Она поспешила в милицию.

Начальник уголовного розыска уже собирался уходить, так как рабочий день кончился. Прочитав заявление, майор Саблин посмотрел, как показалось Орысе, на неё с подозрением, выразительно хмыкнул. Она стала сбивчиво объяснять, что, мол, над ней подшутили, но делала это, вероятно, не очень умело и убедительно, потому что майор усмехнулся:

— Я гляжу, что-то вы не очень рады обнаружению пропажи.

— Рада, рада! — неестественно весело произнесла Сторожук. — Понимаете, перенервничала — страсть! Потом поругалась, конечно: тоже мне — шуточки!

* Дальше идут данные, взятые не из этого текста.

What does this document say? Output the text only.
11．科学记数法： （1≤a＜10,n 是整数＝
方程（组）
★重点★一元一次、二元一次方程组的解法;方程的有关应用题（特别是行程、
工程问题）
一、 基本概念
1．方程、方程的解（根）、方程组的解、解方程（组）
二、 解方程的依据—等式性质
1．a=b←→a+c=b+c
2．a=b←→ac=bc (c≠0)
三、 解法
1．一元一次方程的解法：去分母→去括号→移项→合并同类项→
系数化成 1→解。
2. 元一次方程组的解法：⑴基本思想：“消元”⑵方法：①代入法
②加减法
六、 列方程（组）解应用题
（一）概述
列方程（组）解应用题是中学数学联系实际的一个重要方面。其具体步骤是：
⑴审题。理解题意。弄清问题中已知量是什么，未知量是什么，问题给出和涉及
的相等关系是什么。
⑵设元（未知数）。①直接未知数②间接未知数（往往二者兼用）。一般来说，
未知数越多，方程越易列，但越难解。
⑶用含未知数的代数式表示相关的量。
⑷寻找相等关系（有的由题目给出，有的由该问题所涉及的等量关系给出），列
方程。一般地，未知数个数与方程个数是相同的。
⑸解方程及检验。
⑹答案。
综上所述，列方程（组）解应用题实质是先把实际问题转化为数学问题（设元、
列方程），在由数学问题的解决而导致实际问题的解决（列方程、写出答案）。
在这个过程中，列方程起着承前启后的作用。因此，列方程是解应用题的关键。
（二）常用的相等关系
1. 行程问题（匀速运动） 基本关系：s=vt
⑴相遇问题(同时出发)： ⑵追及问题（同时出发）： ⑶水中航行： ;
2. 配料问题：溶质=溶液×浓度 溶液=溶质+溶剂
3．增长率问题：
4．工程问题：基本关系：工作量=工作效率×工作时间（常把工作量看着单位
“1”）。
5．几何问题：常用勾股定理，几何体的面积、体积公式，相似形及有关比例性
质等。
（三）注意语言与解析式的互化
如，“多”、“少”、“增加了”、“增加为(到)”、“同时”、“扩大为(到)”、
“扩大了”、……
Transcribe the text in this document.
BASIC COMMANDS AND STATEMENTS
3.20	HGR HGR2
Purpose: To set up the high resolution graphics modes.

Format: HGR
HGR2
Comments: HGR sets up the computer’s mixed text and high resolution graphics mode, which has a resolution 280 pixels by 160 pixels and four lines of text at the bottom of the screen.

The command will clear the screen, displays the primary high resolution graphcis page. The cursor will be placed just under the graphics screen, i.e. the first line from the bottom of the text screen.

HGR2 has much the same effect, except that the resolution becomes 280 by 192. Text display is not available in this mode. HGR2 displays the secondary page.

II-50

— Да уж… — Саблин неопределённо повертел головой и принял заявление.

Дома Скворцов-Шанявский дотошно расспросил о реакции милиции и, кажется, остался доволен тем, что удалось замять эту историю.

— Смотри, — предупредил он, — больше никакой самодеятельности!

Профессор, вопреки обыкновению, остался дома. Орысю он словно не замечал. И кажется, даже обрадовался, когда к вечеру заглянула Элефтерия Константиновна с приглашением на чашку чая по случаю своего дня ангела. Орыся, сославшись на нездоровье, не пошла. Скворцов-Шанявский и Вадим отправились на хозяйскую половину без неё. Профессор прихватил с собой книгу.

— Прошу прощения за скромный презент, — сказал он Александропулос, вручая книгу. — Надо было предупредить заранее.

Та рассыпалась в благодарностях, заметив, что дорого внимание, а не подарок. Прочитав название книги, она и вовсе растрогалась — это был сборник легенд и мифов Древней Греции.

— Вы всегда умеете преподнести что-нибудь такое-этакое, — чуть не прослезилась вдова. — Ну прямо по сердцу…

Тем временем Орыся не находила себе места. Её мучили мысли — что же произошло с деньгами? Где их украли? Кто? Когда?

«Чего теперь гадать? — вдруг подумала она. — Надо помозговать, где достать пятьдесят тысяч. Может, слетать в Трускавец, снять со сберкнижки? А вдруг встречусь с Сергеем?»

Орыся заперлась в своей комнатке, бросилась на кровать. Ей почему-то вспомнилось слово «сука», которым обозвал её профессор. Зарывшись лицом в подушку, Орыся разрыдалась.

«Во что я превратилась? — спрашивала она себя. — В тряпку, о которую вытирают ноги все, кому не лень… С Сергеем была — дрожала каждую минуту: прибьёт или нет… Вырвалась наконец в Москву. Какие мечты были! Стать певицей, зажить по-человечески… И вот стала… Валерий относится к ней хуже, чем к собаке. Хочет — приласкает, хочет — гонит прочь!»

Подушка стала мокрой от слез. Но желанное облегчение не наступало. Орыся вспомнила мужа Василя, вспомнила Димку и застонала от боли, стальным обручем сжавшей сердце.

«Так можно свихнуться!» — пронеслось у неё в голове.

Она встала, посмотрела в окно. Сквозь ветви деревьев светилась веранда хозяйского дома. Оттуда доносилась музыка.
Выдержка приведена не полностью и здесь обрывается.